Moscow, which has seized Crimea and is accused of supporting separatists fighting Kiev, has denied planning an attack and in return blames NATO for fueling tensions.
These took another step up on Wednesday.
At an Atlantic Alliance meeting in Riga, Antony Blinken said he was “deeply concerned” by “the evidence” that Russian President Vladimir Putin “has made plans for significant aggressive actions against Ukraine”.
“We don’t know if President Putin made the decision to invade. We know he’s building the capacity to do it quickly, if he chooses, ”he said.

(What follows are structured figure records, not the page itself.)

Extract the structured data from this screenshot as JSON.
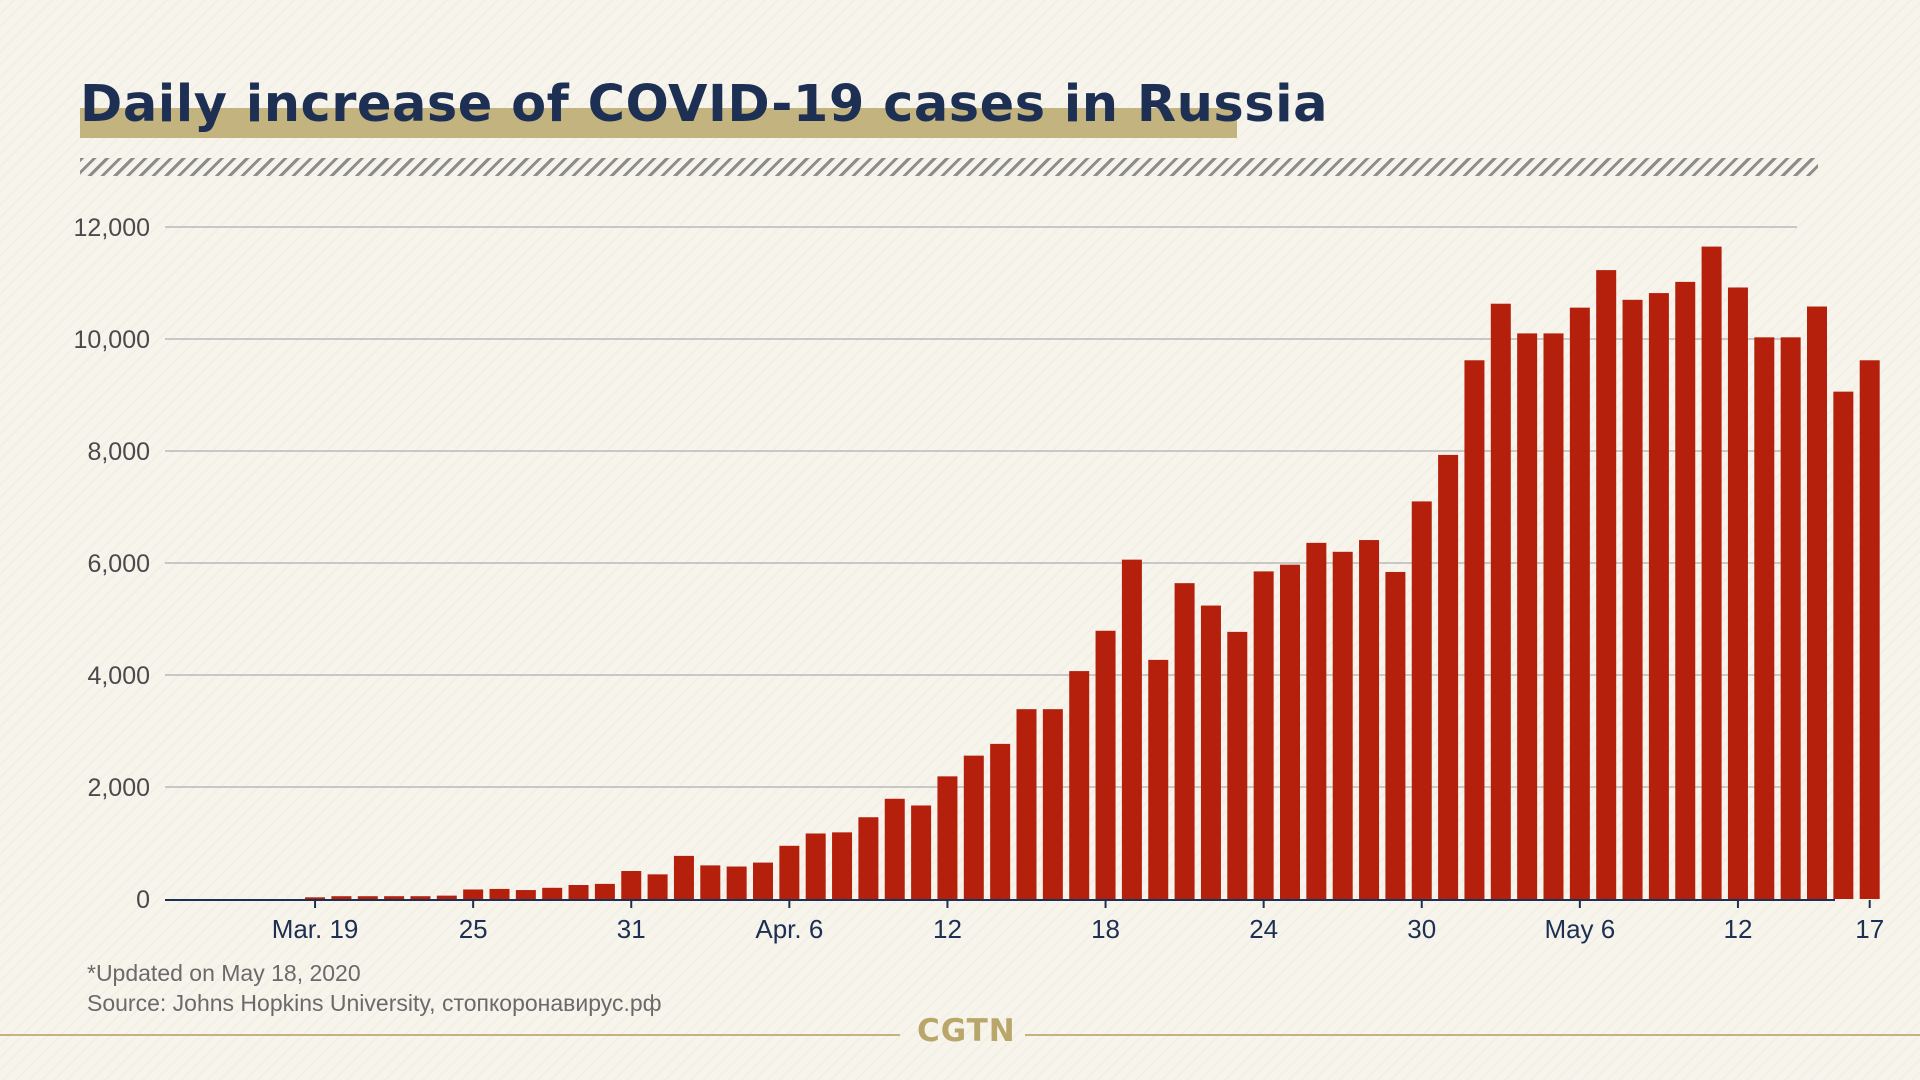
{
  "title": "Daily increase of COVID-19 cases in Russia",
  "note": "*Updated on May 18, 2020",
  "source": "Source: Johns Hopkins University, стопкоронавирус.рф",
  "logo": "CGTN",
  "colors": {
    "bar": "#b5200d",
    "title": "#1d2f52",
    "accent": "#c3b37f",
    "background": "#f7f4ec"
  },
  "chart_data": {
    "type": "bar",
    "title": "Daily increase of COVID-19 cases in Russia",
    "xlabel": "",
    "ylabel": "",
    "ylim": [
      0,
      12000
    ],
    "yticks": [
      0,
      2000,
      4000,
      6000,
      8000,
      10000,
      12000
    ],
    "ytick_labels": [
      "0",
      "2,000",
      "4,000",
      "6,000",
      "8,000",
      "10,000",
      "12,000"
    ],
    "xtick_labels": [
      {
        "label": "Mar. 19",
        "index": 3
      },
      {
        "label": "25",
        "index": 9
      },
      {
        "label": "31",
        "index": 15
      },
      {
        "label": "Apr. 6",
        "index": 21
      },
      {
        "label": "12",
        "index": 27
      },
      {
        "label": "18",
        "index": 33
      },
      {
        "label": "24",
        "index": 39
      },
      {
        "label": "30",
        "index": 45
      },
      {
        "label": "May 6",
        "index": 51
      },
      {
        "label": "12",
        "index": 57
      },
      {
        "label": "17",
        "index": 62
      }
    ],
    "categories": [
      "Mar 16",
      "Mar 17",
      "Mar 18",
      "Mar 19",
      "Mar 20",
      "Mar 21",
      "Mar 22",
      "Mar 23",
      "Mar 24",
      "Mar 25",
      "Mar 26",
      "Mar 27",
      "Mar 28",
      "Mar 29",
      "Mar 30",
      "Mar 31",
      "Apr 1",
      "Apr 2",
      "Apr 3",
      "Apr 4",
      "Apr 5",
      "Apr 6",
      "Apr 7",
      "Apr 8",
      "Apr 9",
      "Apr 10",
      "Apr 11",
      "Apr 12",
      "Apr 13",
      "Apr 14",
      "Apr 15",
      "Apr 16",
      "Apr 17",
      "Apr 18",
      "Apr 19",
      "Apr 20",
      "Apr 21",
      "Apr 22",
      "Apr 23",
      "Apr 24",
      "Apr 25",
      "Apr 26",
      "Apr 27",
      "Apr 28",
      "Apr 29",
      "Apr 30",
      "May 1",
      "May 2",
      "May 3",
      "May 4",
      "May 5",
      "May 6",
      "May 7",
      "May 8",
      "May 9",
      "May 10",
      "May 11",
      "May 12",
      "May 13",
      "May 14",
      "May 15",
      "May 16",
      "May 17"
    ],
    "values": [
      0,
      0,
      0,
      30,
      50,
      50,
      50,
      50,
      60,
      170,
      180,
      160,
      200,
      250,
      270,
      500,
      440,
      770,
      600,
      580,
      650,
      950,
      1170,
      1190,
      1460,
      1790,
      1670,
      2190,
      2560,
      2770,
      3390,
      3390,
      4070,
      4790,
      6060,
      4270,
      5640,
      5240,
      4770,
      5850,
      5970,
      6360,
      6200,
      6410,
      5840,
      7100,
      7930,
      9620,
      10630,
      10100,
      10100,
      10560,
      11230,
      10700,
      10820,
      11020,
      11650,
      10920,
      10030,
      10030,
      10580,
      9060,
      9620
    ]
  }
}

The American insisted that diplomacy was “the only responsible way to resolve this potential crisis” and threatened with a response by “a series of high-impact economic measures” that Washington “refrained from using. in the past “.
NATO freeze in the east
On Wednesday, Moscow responded to these suspicions again by accusing Ukraine of massaging tens of thousands of soldiers in the east of the country.
President Putin on Wednesday called for “concrete agreements” preventing NATO’s expansion to the east and the deployment of its weapons systems near Russian borders, proposing to launch “substantive negotiations” on this subject. .
After the entry into NATO of much of Eastern Europe after the fall of the Soviet Union, the mere idea that Ukraine might follow one day insupports Russia, despite the demand. Kiev’s membership has so far remained a dead letter.
Also on Wednesday, Ukrainian President Volodymyr Zelensky called for direct talks with Moscow on the ongoing conflict with Russian-backed separatists in the east of his country, a war that has already claimed 13,000 lives.
Before meeting Mr. Lavrov, Mr. Blinken must have a one-on-one with his Ukrainian counterpart Dmytro Kouleba, also present in Stockholm.
Long planned, the OSCE meeting “comes at a crucial time”, noted the American ambassador to the organization Michael Carpenter, with the increase in tensions on the steps of Europe.
Besides Ukraine, recent weeks have been marked by the migrant crisis at the borders of Belarus and the European Union and by a brief resurgence of clashes between Armenia and Azerbaijan – all members of the OSCE.
The EU reached an agreement on Wednesday for further sanctions against Belarus, and the US is expected to follow “very soon”, according to the US State Department.
The plenary meeting of ministers should not lead to the adoption of significant texts, unanimity being required in the cenacle.
Moscow thus regularly blocks draft resolutions on Ukraine, because they mention that Crimea is Ukrainian, or that Russia is a direct actor in the conflict in the east of the country, when Moscow officially sees only that. ‘a Ukrainian-Ukrainian war.
The Blinken-Lavrov meeting is the first at a high level between the two rival great powers since the summit between Joe Biden and Vladimir Putin in Geneva in June.